SE PhD Prospectus Defense of Majid Heidarifar

TITLE: Load Flow and Optimal Power Flow in Power Distribution Systems - Application of Riemannian Optimization and Holomorphic Embedding Techniques

ABSTRACT:Distribution networks are undergoing unprecedented challenges guided by the desire for highly efficient, reliable, and environmentally friendly grids, characterized by high penetration of intermittent renewable energy sources, storage devices, flexible loads, and electric transportation. Fast and reliable Load Flow (LF) and Optimal Power Flow (OPF) solution methods facilitate the transition to an increasingly active, distributed and dynamic power system. This research work presents tractable LF and OPF solution methods for radial distribution networks.

We thoroughly review and evaluate the performance of existing LF solution methods on several IEEE standard test systems. While the backward-forward sweep method is generally the most efficient algorithm, it does not guarantee to find the solution if it exists. The Holomorphic Embedding Load flow Method (HELM), on the other hand, promises convergence to the correct solution and signals non-existence, but is computationally expensive. We propose modifications that improve the computational efficiency of HELM while maintaining its convergence properties.

Most of the research work is focused on presenting novel LF and OPF solution methodologies using Riemannian Optimization (RO) techniques. We employ the well-known branch flow model, which has recently been included into an OPF setting, resulting in a non-convex optimization problem, due to a quadratic equality constraint, which when relaxed to an inequality yields a convex Second Order Cone Programming (SOCP) problem. However, this relaxation is exact only when certain conditions are satisfied, and may occasionally provide solutions that do not satisfy the LF equations, hence physically meaningless.

Unlike the approach taken in SOCP relaxation, we guarantee satisfaction of the non-convex constraint by defining it as a Riemannian manifold. We formulate LF as an unconstrained Riemannian optimization problem and present the application of Riemannian Gradient Descent and Riemannian Newton’s methods. We define alternative retraction methods to approximate the geodesics. Our main contribution is the introduction of a novel RO approach to the LF problem that is shown to fall into the category of approximate Newton methods with guaranteed descent at each iteration and superlinear convergence rate. Extensive numerical comparisons on several test networks illustrate that the proposed method outperforms other Riemannian optimization methods, and achieves comparable performance with the traditional Newton-Raphson method.
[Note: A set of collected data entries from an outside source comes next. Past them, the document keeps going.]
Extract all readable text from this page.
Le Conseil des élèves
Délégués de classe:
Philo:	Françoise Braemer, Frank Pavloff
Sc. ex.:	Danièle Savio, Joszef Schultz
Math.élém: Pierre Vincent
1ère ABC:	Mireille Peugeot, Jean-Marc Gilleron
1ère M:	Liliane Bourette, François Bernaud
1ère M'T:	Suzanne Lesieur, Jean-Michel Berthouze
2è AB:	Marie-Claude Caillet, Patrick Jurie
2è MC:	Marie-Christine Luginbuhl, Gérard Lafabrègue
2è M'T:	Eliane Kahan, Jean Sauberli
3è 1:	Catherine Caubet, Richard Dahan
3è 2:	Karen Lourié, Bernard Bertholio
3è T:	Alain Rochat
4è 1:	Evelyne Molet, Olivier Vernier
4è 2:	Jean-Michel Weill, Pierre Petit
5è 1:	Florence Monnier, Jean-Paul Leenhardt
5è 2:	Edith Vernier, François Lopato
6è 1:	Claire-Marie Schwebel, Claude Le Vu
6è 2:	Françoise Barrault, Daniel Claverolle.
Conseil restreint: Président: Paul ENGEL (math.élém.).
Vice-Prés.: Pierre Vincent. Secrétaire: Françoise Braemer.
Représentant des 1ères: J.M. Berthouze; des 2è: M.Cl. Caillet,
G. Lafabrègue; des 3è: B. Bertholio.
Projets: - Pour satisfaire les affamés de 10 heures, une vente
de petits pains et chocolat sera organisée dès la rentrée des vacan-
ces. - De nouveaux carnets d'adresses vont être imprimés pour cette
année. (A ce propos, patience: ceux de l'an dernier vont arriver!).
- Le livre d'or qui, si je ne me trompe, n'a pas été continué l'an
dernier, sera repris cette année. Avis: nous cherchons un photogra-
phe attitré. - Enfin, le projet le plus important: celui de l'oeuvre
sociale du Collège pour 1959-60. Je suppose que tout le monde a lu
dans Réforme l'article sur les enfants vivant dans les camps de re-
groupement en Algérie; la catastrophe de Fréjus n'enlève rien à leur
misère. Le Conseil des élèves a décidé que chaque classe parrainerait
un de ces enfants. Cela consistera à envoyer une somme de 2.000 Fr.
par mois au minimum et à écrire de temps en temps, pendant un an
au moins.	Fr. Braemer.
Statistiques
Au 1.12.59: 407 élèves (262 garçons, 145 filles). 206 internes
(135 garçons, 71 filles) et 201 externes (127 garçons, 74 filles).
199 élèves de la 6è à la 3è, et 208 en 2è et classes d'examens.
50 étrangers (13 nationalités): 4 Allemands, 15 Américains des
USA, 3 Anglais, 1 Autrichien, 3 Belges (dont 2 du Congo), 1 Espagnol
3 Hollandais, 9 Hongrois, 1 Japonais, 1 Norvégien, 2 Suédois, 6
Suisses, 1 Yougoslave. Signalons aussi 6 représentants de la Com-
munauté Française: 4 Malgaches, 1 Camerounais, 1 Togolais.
Lastly, we consider an approximate LF solution obtained by employing only the first step of the proposed method, and we show that it significantly outperforms other approximants in the LF literature.

In order to tackle the inexactness of OPF in radial distribution systems, we define the concept of a power flow manifold as the set of points that satisfy power flow constraints. We formulate OPF as an instance of RO with additional inequality constraints. We employ Riemannian Augmented Lagrangian Method (RALM) in which the sub-problems are Riemannian optimization problems over the power flow manifold. We present a powerful solution method and compare the performance of the proposed OPF methodology with that of BARON, a global optimization solver for non-convex problems using branch-and-bound algorithm.

COMMITTEE: Advisor/Chair Michael Caramanis, SE/ME; Yannis Paschalidis, SE/ECE/BME; Pablo Ruiz, ME; Na Li, Harvard University; Marija Ilic, MIT

Thursday, Dec 5, 2019 at 4:30pm until 6:30pm on Thursday, Dec 5, 2019
Where 15 Saint Mary's Street, Rm 105
Boston University